小さく謝るが、その対象は兵ではなかった。
感情的になったことで、こちらの立場が悪くなったことに対して、である。
ざわめく場に、殴られた兵の嫌味な笑い声が響いた。
口の端に滲んだ血を雑な動作で拭い、彼は立ち上がった。
「まったく凶暴だな、この家の連中は」
殴られてもなお、兵は悪態をつき続けた。
むしろ拍車がかかり、ほかの兵たちにも鳳家への敵意が伝染していく。
漂っていただけの空気が、ぴり、と尖ったのを肌が感じ取った。
「…………」
門を閉じた紫苑は踵を返した。
無言で母屋の方へ歩いていく彼を、櫂秦も追いかける。
「……珍しいな、おまえが熱くなるなんて」
いつもは冷たいというわけではないが、基本的には冷静で英明である。
感情はよく表に出すが、どこか一歩引いたような態度が否めない。
それが普段の紫苑であった。
溺愛する春蘭のことならいざ知らず、元明のことにまであれほど憤るとは意外だ。
「……怖くて、感情がまとまらない」
ぽつりとこぼした紫苑は、さながら迷子の子どものように不安気であった。
尊敬する元明が窮地に追い込まれそうで、敬愛する緋茜の死が利用され、命より大切な春蘭とは引き離され────そんな非日常が突如として覆い被さってきたのだ。
揺れ動く現実は、紫苑の心情など顧みてはくれない。
理性を保ち続ける余裕はなかった。
「どうなるんだろうな」
今度は櫂秦が呟く。
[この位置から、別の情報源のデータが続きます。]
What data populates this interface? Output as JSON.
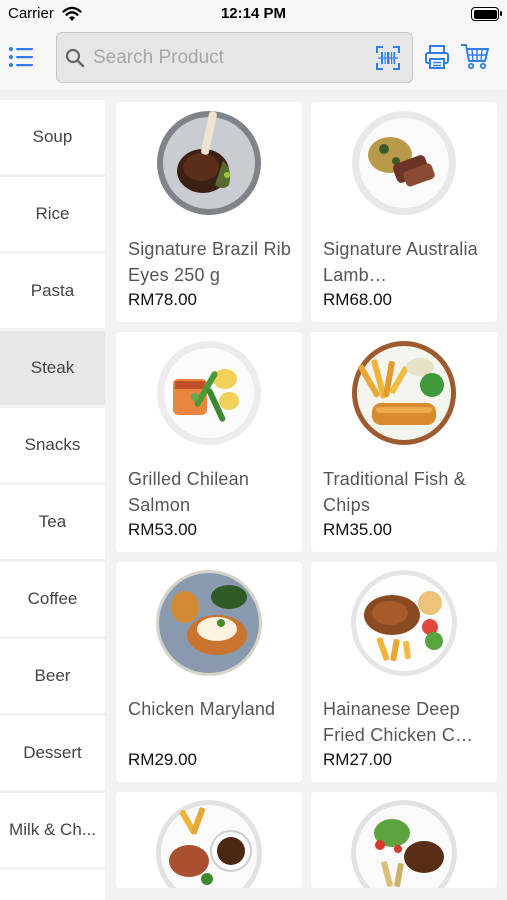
{
  "status_bar": {
    "carrier": "Carrier",
    "time": "12:14 PM"
  },
  "search": {
    "placeholder": "Search Product"
  },
  "categories": [
    {
      "label": "Soup"
    },
    {
      "label": "Rice"
    },
    {
      "label": "Pasta"
    },
    {
      "label": "Steak",
      "active": true
    },
    {
      "label": "Snacks"
    },
    {
      "label": "Tea"
    },
    {
      "label": "Coffee"
    },
    {
      "label": "Beer"
    },
    {
      "label": "Dessert"
    },
    {
      "label": "Milk & Ch..."
    },
    {
      "label": ""
    }
  ],
  "products": [
    {
      "name": "Signature Brazil Rib Eyes 250 g",
      "price": "RM78.00",
      "image": "rib-eye-steak-plate"
    },
    {
      "name": "Signature Australia Lamb…",
      "price": "RM68.00",
      "image": "lamb-steak-pasta-plate"
    },
    {
      "name": "Grilled Chilean Salmon",
      "price": "RM53.00",
      "image": "salmon-vegetables-plate"
    },
    {
      "name": "Traditional Fish & Chips",
      "price": "RM35.00",
      "image": "fish-and-chips-plate"
    },
    {
      "name": "Chicken Maryland",
      "price": "RM29.00",
      "image": "chicken-maryland-plate"
    },
    {
      "name": "Hainanese Deep Fried Chicken C…",
      "price": "RM27.00",
      "image": "hainanese-chicken-chop-plate"
    },
    {
      "name": "",
      "price": "",
      "image": "chicken-chop-fries-gravy-plate"
    },
    {
      "name": "",
      "price": "",
      "image": "steak-salad-fries-plate"
    }
  ],
  "colors": {
    "accent": "#2f7fe6",
    "background": "#f2f2f2",
    "card": "#ffffff",
    "active_category": "#e7e7e7"
  }
}
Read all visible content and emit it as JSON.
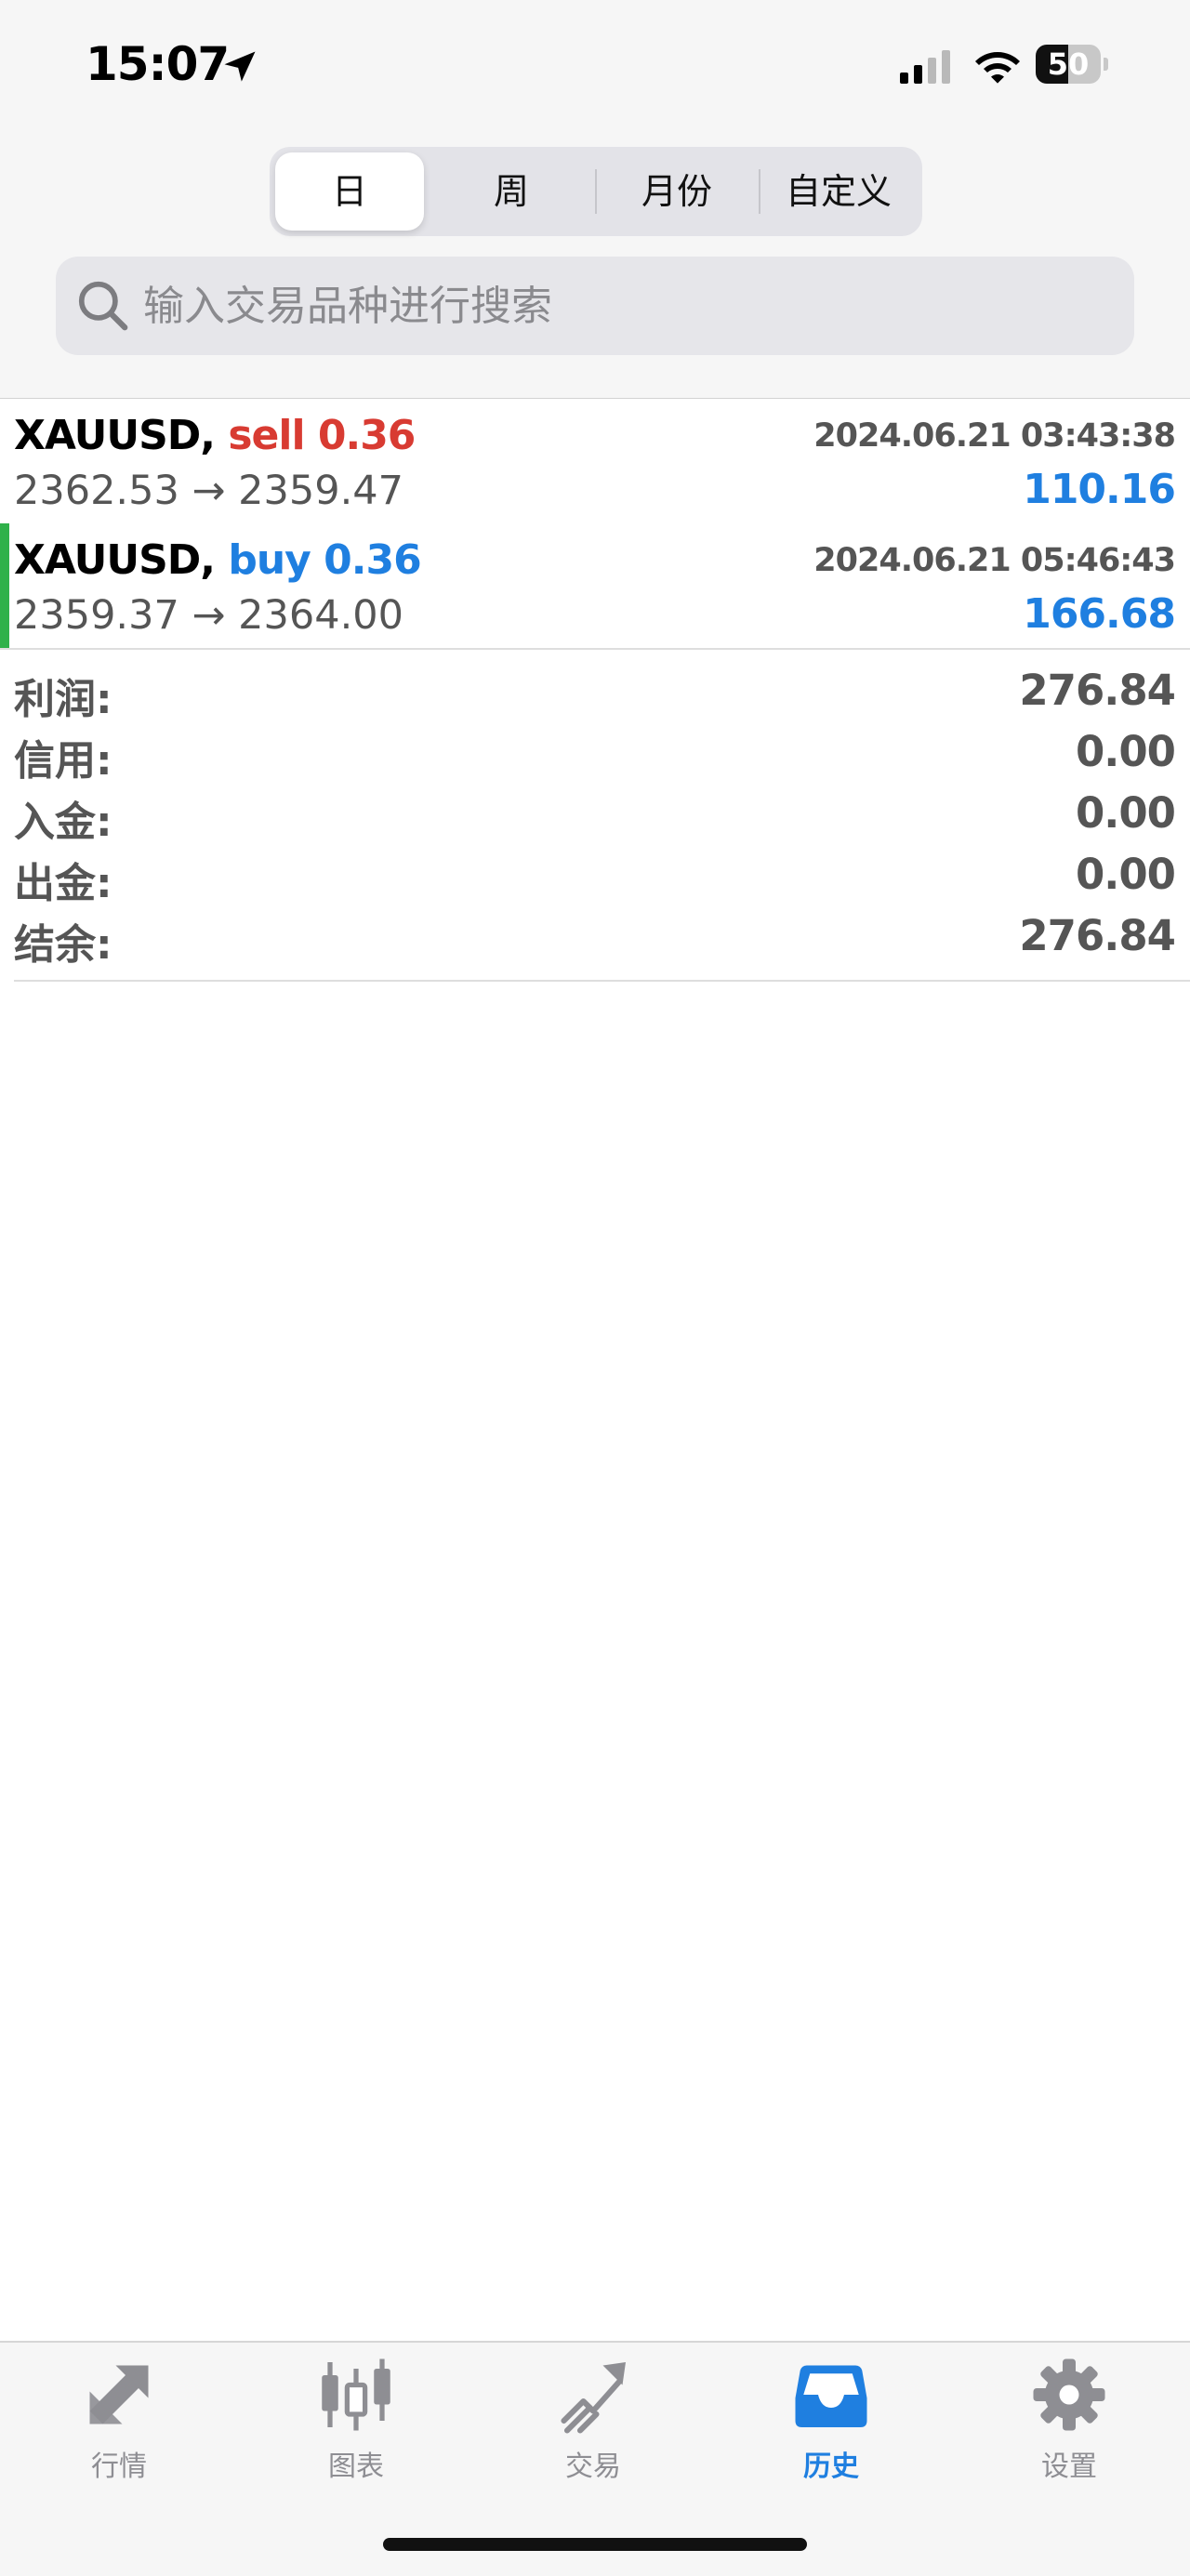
{
  "status_bar": {
    "time": "15:07",
    "battery": "50",
    "battery_level": 0.5
  },
  "period_tabs": {
    "active": 0,
    "items": [
      "日",
      "周",
      "月份",
      "自定义"
    ]
  },
  "search": {
    "placeholder": "输入交易品种进行搜索"
  },
  "deals": [
    {
      "symbol": "XAUUSD,",
      "type": "sell 0.36",
      "time": "2024.06.21 03:43:38",
      "prices": "2362.53 → 2359.47",
      "profit": "110.16",
      "type_color": "#d83b32",
      "profit_color": "#1f7fe0"
    },
    {
      "symbol": "XAUUSD,",
      "type": "buy 0.36",
      "time": "2024.06.21 05:46:43",
      "prices": "2359.37 → 2364.00",
      "profit": "166.68",
      "type_color": "#1f7fe0",
      "profit_color": "#1f7fe0"
    }
  ],
  "summary": [
    {
      "label": "利润:",
      "value": "276.84"
    },
    {
      "label": "信用:",
      "value": "0.00"
    },
    {
      "label": "入金:",
      "value": "0.00"
    },
    {
      "label": "出金:",
      "value": "0.00"
    },
    {
      "label": "结余:",
      "value": "276.84"
    }
  ],
  "tabbar": {
    "active": 3,
    "items": [
      {
        "label": "行情",
        "icon": "quotes-icon"
      },
      {
        "label": "图表",
        "icon": "chart-icon"
      },
      {
        "label": "交易",
        "icon": "trade-icon"
      },
      {
        "label": "历史",
        "icon": "history-icon"
      },
      {
        "label": "设置",
        "icon": "settings-icon"
      }
    ]
  },
  "colors": {
    "accent": "#1f7fe0",
    "sell": "#d83b32",
    "buy": "#1f7fe0",
    "deal_marker": "#2fb14a",
    "inactive": "#8e8e93"
  }
}
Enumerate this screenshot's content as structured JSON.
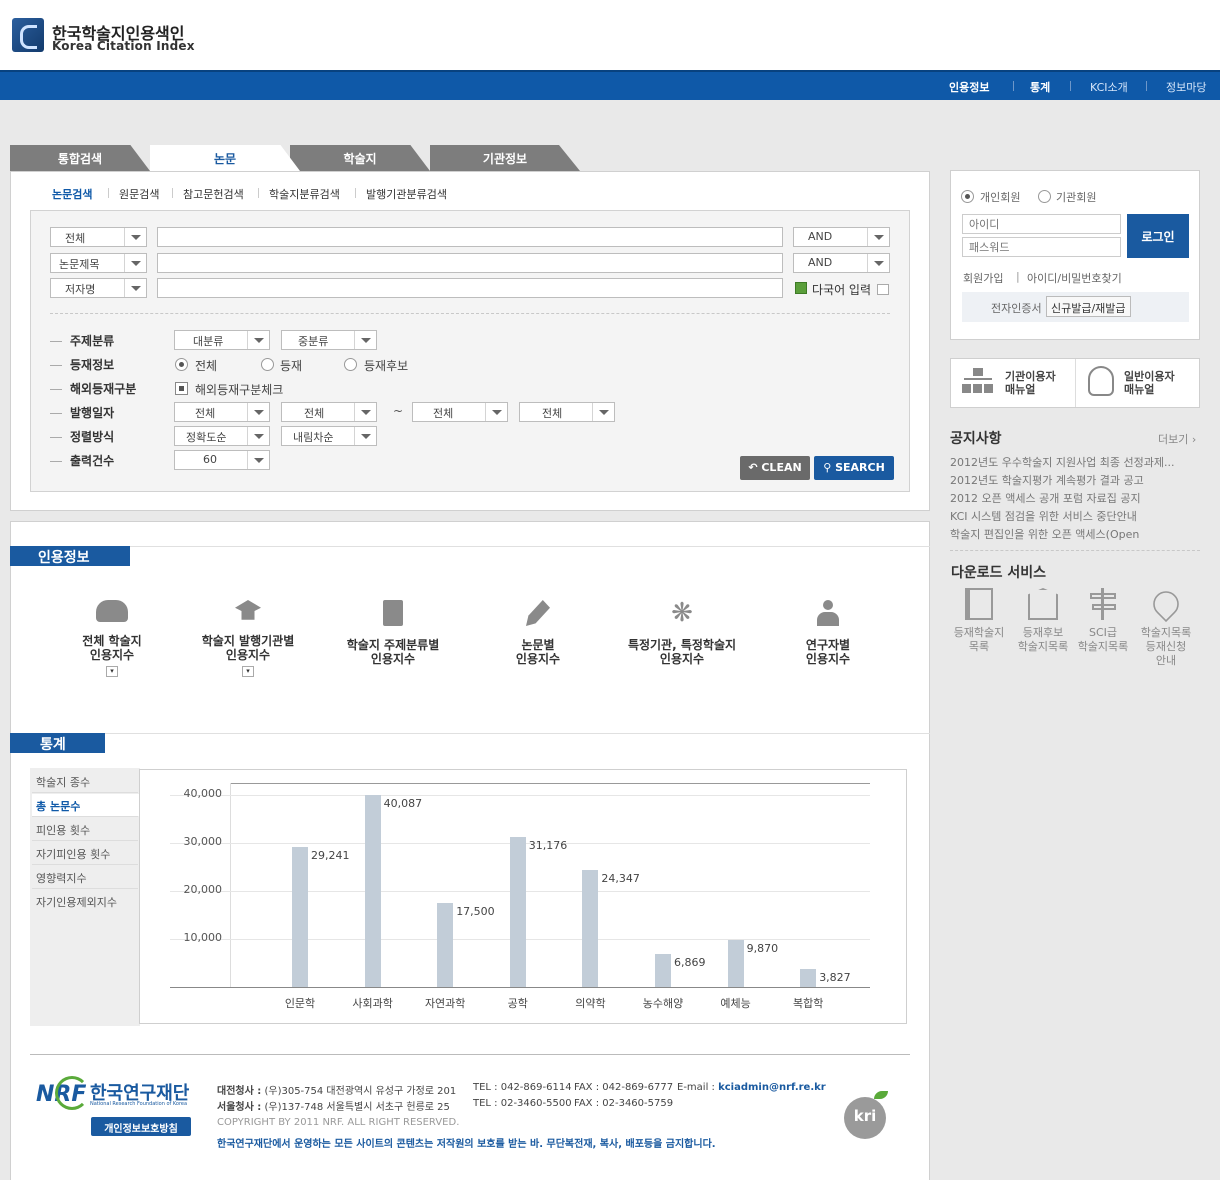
{
  "logo": {
    "title_ko": "한국학술지인용색인",
    "title_en": "Korea Citation Index"
  },
  "top_nav": [
    {
      "label": "인용정보",
      "bold": true
    },
    {
      "label": "통계",
      "bold": true
    },
    {
      "label": "KCI소개",
      "bold": false
    },
    {
      "label": "정보마당",
      "bold": false
    }
  ],
  "main_tabs": [
    "통합검색",
    "논문",
    "학술지",
    "기관정보"
  ],
  "active_tab": "논문",
  "sub_tabs": [
    "논문검색",
    "원문검색",
    "참고문헌검색",
    "학술지분류검색",
    "발행기관분류검색"
  ],
  "search": {
    "rows": [
      {
        "field": "전체",
        "op": "AND",
        "value": ""
      },
      {
        "field": "논문제목",
        "op": "AND",
        "value": ""
      },
      {
        "field": "저자명",
        "op": "",
        "value": ""
      }
    ],
    "multilang_label": "다국어 입력",
    "labels": {
      "subject": "주제분류",
      "publish_info": "등재정보",
      "overseas": "해외등재구분",
      "pub_date": "발행일자",
      "sort": "정렬방식",
      "output_count": "출력건수"
    },
    "subject_major": "대분류",
    "subject_middle": "중분류",
    "publish_options": [
      "전체",
      "등재",
      "등재후보"
    ],
    "publish_selected": "전체",
    "overseas_check": "해외등재구분체크",
    "date_from_year": "전체",
    "date_from_month": "전체",
    "date_tilde": "~",
    "date_to_year": "전체",
    "date_to_month": "전체",
    "sort_by": "정확도순",
    "sort_order": "내림차순",
    "output_count": "60",
    "clean_label": "CLEAN",
    "search_label": "SEARCH"
  },
  "login": {
    "member_types": [
      "개인회원",
      "기관회원"
    ],
    "selected": "개인회원",
    "id_placeholder": "아이디",
    "pw_placeholder": "패스워드",
    "login_button": "로그인",
    "join": "회원가입",
    "separator": "|",
    "find": "아이디/비밀번호찾기",
    "cert_label": "전자인증서",
    "cert_button": "신규발급/재발급"
  },
  "manuals": [
    {
      "label_line1": "기관이용자",
      "label_line2": "매뉴얼"
    },
    {
      "label_line1": "일반이용자",
      "label_line2": "매뉴얼"
    }
  ],
  "notice": {
    "title": "공지사항",
    "more": "더보기",
    "items": [
      "2012년도 우수학술지 지원사업 최종 선정과제...",
      "2012년도 학술지평가 계속평가 결과 공고",
      "2012 오픈 액세스 공개 포럼 자료집 공지",
      "KCI 시스템 점검을 위한 서비스 중단안내",
      "학술지 편집인을 위한 오픈 액세스(Open"
    ]
  },
  "downloads": {
    "title": "다운로드 서비스",
    "items": [
      {
        "lines": [
          "등재학술지",
          "목록"
        ]
      },
      {
        "lines": [
          "등재후보",
          "학술지목록"
        ]
      },
      {
        "lines": [
          "SCI급",
          "학술지목록"
        ]
      },
      {
        "lines": [
          "학술지목록",
          "등재신청",
          "안내"
        ]
      }
    ]
  },
  "citation_info": {
    "title": "인용정보",
    "items": [
      {
        "line1": "전체 학술지",
        "line2": "인용지수",
        "icon": "cloud-icon",
        "has_dropdown": true
      },
      {
        "line1": "학술지 발행기관별",
        "line2": "인용지수",
        "icon": "graduation-cap-icon",
        "has_dropdown": true
      },
      {
        "line1": "학술지 주제분류별",
        "line2": "인용지수",
        "icon": "book-icon",
        "has_dropdown": false
      },
      {
        "line1": "논문별",
        "line2": "인용지수",
        "icon": "pen-icon",
        "has_dropdown": false
      },
      {
        "line1": "특정기관, 특정학술지",
        "line2": "인용지수",
        "icon": "flower-icon",
        "has_dropdown": false
      },
      {
        "line1": "연구자별",
        "line2": "인용지수",
        "icon": "person-icon",
        "has_dropdown": false
      }
    ]
  },
  "stats": {
    "title": "통계",
    "menu": [
      "학술지 종수",
      "총 논문수",
      "피인용 횟수",
      "자기피인용 횟수",
      "영향력지수",
      "자기인용제외지수"
    ],
    "active_menu": "총 논문수"
  },
  "chart_data": {
    "type": "bar",
    "title": "",
    "xlabel": "",
    "ylabel": "",
    "categories": [
      "인문학",
      "사회과학",
      "자연과학",
      "공학",
      "의약학",
      "농수해양",
      "예체능",
      "복합학"
    ],
    "values": [
      29241,
      40087,
      17500,
      31176,
      24347,
      6869,
      9870,
      3827
    ],
    "value_labels": [
      "29,241",
      "40,087",
      "17,500",
      "31,176",
      "24,347",
      "6,869",
      "9,870",
      "3,827"
    ],
    "yticks": [
      "10,000",
      "20,000",
      "30,000",
      "40,000"
    ],
    "ytick_values": [
      10000,
      20000,
      30000,
      40000
    ],
    "ylim": [
      0,
      42000
    ],
    "grid": true,
    "bar_color": "#c2cdd8"
  },
  "footer": {
    "org_name": "한국연구재단",
    "org_en": "National Research Foundation of Korea",
    "org_abbr": "NRF",
    "privacy": "개인정보보호방침",
    "daejeon_label": "대전청사 :",
    "daejeon_addr": "(우)305-754 대전광역시 유성구 가정로 201",
    "daejeon_tel": "TEL : 042-869-6114",
    "daejeon_fax": "FAX : 042-869-6777",
    "email_label": "E-mail :",
    "email": "kciadmin@nrf.re.kr",
    "seoul_label": "서울청사 :",
    "seoul_addr": "(우)137-748 서울특별시 서초구 헌릉로 25",
    "seoul_tel": "TEL : 02-3460-5500",
    "seoul_fax": "FAX : 02-3460-5759",
    "copyright": "COPYRIGHT BY 2011 NRF. ALL RIGHT RESERVED.",
    "notice": "한국연구재단에서 운영하는 모든 사이트의 콘텐츠는 저작원의 보호를 받는 바. 무단복전재, 복사, 배포등을 금지합니다.",
    "kri": "kri"
  }
}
下手な気休めは口にしなかった。
分からない。
今後、どうなるのか。どうすればよいのか。
誰かに助けを求めれば、助けてくれるのであろうか。
誰に頼ればよいと言うのだろう。せめて、この場に春蘭がいてくれたら────。
「…………」
紫苑は蕭家に思いを馳せる。巧妙だと認めざるを得なかった。
春蘭が瑛花宮にいるこの時期を見計らい、勝負を仕掛けてきた。
元明を孤立させ、確実に追い詰めている。
たとえ逃げても、そこは袋小路だろう。
土壺にはまっていくような感覚であった。
元明の有罪が確定し、罷免されてしまったら……?
どうすれば、この状況を打開できるのだろう。
いくら元明が王の寵愛を受けていても、今回ばかりは見捨てられてもおかしくない。
王とて己の立場を守らなければならない。
罪人を擁護すれば、つけ込まれるに決まっている。たとえ冤罪だとしても。
王の庇護は期待できないだろう。
紫苑は庭先で足を止める。宙を見上げ、息をついた。
……何だか無性に、春蘭に会いたい。